Here are some of the things we have been doing:
In 2020, we increased investments to several partner organizations, including an additional $500,000 to the Racial Equity in Journalism Fund to ensure dollars could go directly to POC-led and serving newsrooms and to address the legal needs of journalists of color. We also provided an additional $100,000 to the Center for Community Media at CUNY to help ensure their media partners across the country had access to critical training and resources.
We increased the flexibility of our grant structures, like removing annual audit requirements, providing more mediums for annual reporting, and moving project grants to general operating (excluding grants with fiscal sponsors or agents). And we committed ourselves to using public platforms, as well as industry events like Media Impact Funders, the United Philanthropy Forum, and Council of New Jersey Grantmakers to highlight mediamakers of color and push our peers to increase their support of them.
And our team is continuing this work in 2021. We’ve committed over $1.5 million dollars to grant amendments and renewals to organizations like the Maynard Institute, Emma Bowen Foundation, and the Asian American Journalists Association, all of which support the growth and leadership of journalists of color while holding the journalism industry accountable for more fair and representative coverage. We’ve also renamed our portfolio “Equitable Journalism” to better reflect our funding priorities and guide future strategy.

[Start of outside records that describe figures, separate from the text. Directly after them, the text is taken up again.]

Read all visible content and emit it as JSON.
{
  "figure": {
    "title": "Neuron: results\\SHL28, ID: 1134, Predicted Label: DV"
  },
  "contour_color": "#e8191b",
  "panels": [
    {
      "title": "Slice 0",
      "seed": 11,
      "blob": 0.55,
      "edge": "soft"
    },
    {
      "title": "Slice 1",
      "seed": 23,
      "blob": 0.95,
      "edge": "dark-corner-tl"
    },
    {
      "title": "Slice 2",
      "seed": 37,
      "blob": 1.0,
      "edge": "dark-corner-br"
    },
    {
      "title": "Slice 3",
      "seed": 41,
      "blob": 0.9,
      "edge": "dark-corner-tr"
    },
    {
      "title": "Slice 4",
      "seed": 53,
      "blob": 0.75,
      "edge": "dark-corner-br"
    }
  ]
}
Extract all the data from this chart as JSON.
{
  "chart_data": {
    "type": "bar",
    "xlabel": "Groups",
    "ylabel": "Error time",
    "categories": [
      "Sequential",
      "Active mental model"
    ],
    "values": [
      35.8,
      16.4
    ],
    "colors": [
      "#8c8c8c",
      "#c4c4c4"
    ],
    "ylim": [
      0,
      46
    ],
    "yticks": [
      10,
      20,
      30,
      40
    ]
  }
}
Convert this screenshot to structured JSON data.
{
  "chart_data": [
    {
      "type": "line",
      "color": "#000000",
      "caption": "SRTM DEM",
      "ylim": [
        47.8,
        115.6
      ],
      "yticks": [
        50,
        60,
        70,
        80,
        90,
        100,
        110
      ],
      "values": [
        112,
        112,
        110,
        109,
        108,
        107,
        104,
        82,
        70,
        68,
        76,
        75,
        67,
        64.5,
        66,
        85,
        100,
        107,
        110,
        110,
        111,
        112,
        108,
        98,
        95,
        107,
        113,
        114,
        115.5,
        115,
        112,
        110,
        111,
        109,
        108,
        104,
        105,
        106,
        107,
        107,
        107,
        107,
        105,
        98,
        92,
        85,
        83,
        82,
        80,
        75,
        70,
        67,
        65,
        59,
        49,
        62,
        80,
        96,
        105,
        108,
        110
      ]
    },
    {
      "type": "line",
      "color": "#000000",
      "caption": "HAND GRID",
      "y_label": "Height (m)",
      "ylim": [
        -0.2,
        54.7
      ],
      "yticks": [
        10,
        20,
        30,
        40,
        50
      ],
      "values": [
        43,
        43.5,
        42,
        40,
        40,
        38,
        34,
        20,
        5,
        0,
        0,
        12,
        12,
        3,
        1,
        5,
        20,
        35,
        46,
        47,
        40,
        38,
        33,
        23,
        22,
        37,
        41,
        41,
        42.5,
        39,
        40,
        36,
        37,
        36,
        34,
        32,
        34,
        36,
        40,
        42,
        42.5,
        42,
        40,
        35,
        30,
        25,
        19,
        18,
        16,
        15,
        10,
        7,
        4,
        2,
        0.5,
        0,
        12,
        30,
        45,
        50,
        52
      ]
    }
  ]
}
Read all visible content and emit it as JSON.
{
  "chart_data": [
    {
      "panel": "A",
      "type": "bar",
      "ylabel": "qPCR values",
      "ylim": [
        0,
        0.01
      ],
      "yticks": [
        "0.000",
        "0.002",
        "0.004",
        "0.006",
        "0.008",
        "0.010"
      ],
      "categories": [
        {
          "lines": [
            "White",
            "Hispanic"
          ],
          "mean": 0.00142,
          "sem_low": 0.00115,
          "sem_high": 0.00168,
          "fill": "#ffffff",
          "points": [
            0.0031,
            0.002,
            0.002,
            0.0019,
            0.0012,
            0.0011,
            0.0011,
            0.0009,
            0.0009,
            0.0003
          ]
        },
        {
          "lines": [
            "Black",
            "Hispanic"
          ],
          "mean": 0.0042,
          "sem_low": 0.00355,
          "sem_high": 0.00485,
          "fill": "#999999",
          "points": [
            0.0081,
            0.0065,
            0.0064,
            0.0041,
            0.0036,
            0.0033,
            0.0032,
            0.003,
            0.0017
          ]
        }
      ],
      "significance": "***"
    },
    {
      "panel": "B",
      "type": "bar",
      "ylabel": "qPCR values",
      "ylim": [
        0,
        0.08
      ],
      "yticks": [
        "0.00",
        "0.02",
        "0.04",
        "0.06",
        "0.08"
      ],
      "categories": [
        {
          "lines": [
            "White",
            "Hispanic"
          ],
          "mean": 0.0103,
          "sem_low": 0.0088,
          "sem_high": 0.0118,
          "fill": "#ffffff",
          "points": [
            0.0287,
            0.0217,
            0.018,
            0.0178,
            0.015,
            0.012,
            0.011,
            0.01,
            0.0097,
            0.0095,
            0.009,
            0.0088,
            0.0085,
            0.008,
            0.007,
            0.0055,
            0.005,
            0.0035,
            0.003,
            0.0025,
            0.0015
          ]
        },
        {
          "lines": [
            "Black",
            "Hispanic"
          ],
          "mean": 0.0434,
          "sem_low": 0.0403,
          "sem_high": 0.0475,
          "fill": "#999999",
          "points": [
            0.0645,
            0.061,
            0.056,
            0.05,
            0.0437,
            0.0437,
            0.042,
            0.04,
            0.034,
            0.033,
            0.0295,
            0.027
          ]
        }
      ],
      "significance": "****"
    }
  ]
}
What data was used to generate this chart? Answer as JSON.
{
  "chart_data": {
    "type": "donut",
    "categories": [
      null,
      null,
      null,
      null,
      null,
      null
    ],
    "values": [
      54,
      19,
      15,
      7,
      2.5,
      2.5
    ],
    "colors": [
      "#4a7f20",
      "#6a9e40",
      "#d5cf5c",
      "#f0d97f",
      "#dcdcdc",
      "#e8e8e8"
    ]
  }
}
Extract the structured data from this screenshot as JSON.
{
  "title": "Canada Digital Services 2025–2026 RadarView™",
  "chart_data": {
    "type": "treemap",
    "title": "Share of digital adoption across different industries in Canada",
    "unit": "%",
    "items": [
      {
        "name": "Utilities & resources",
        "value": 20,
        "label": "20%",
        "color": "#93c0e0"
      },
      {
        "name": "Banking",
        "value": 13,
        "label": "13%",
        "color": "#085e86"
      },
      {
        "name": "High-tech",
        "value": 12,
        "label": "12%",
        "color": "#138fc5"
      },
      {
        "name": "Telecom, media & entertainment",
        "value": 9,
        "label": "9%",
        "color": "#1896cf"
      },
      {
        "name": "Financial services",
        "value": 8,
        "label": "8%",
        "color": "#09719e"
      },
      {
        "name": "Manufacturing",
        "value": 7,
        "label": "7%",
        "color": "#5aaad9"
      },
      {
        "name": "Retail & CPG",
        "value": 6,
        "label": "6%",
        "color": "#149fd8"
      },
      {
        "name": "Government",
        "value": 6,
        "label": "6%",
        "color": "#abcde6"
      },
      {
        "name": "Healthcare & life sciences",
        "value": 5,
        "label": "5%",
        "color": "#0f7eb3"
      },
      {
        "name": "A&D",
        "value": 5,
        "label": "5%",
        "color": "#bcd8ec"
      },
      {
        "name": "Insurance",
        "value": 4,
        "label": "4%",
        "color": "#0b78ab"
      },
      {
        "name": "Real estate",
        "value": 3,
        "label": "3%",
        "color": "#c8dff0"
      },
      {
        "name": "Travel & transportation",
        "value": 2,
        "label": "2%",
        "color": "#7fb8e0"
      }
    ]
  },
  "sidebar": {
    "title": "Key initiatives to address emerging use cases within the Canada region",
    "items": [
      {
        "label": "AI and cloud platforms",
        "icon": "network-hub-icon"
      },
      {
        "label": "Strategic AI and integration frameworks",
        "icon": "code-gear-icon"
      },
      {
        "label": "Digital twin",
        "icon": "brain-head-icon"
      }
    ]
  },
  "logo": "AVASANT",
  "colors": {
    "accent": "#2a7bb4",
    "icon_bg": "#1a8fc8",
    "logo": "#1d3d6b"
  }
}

We know this is just the beginning. The violent racism that communities of color have experienced during the COVID-19 pandemic is nothing new. Journalism has too often historically contributed to propping up racialized violence and harms, and philanthropy has persistently underinvested in journalism led by and serving POC communities or divested altogether. We don’t want to continue this legacy of harmful funding practices, and we hope you don’t either. We are collaborating more intentionally across our media grantmaking strategies to ensure equity is at the forefront. And Democracy Fund is working to infuse racial equity across the organization, while continuing to examine how our external grantmaking and internal culture uphold white supremacy.
We’re calling on our peer funders to join this transformative moment, and share their plans and actions so we can all learn from each other. We look forward to sharing more about how we are increasing our investments in organizations led by and serving communities of color, LGBTQ communities, and other historically marginalized groups, and continuing to work on our internal practices and culture to ensure this support is sustained.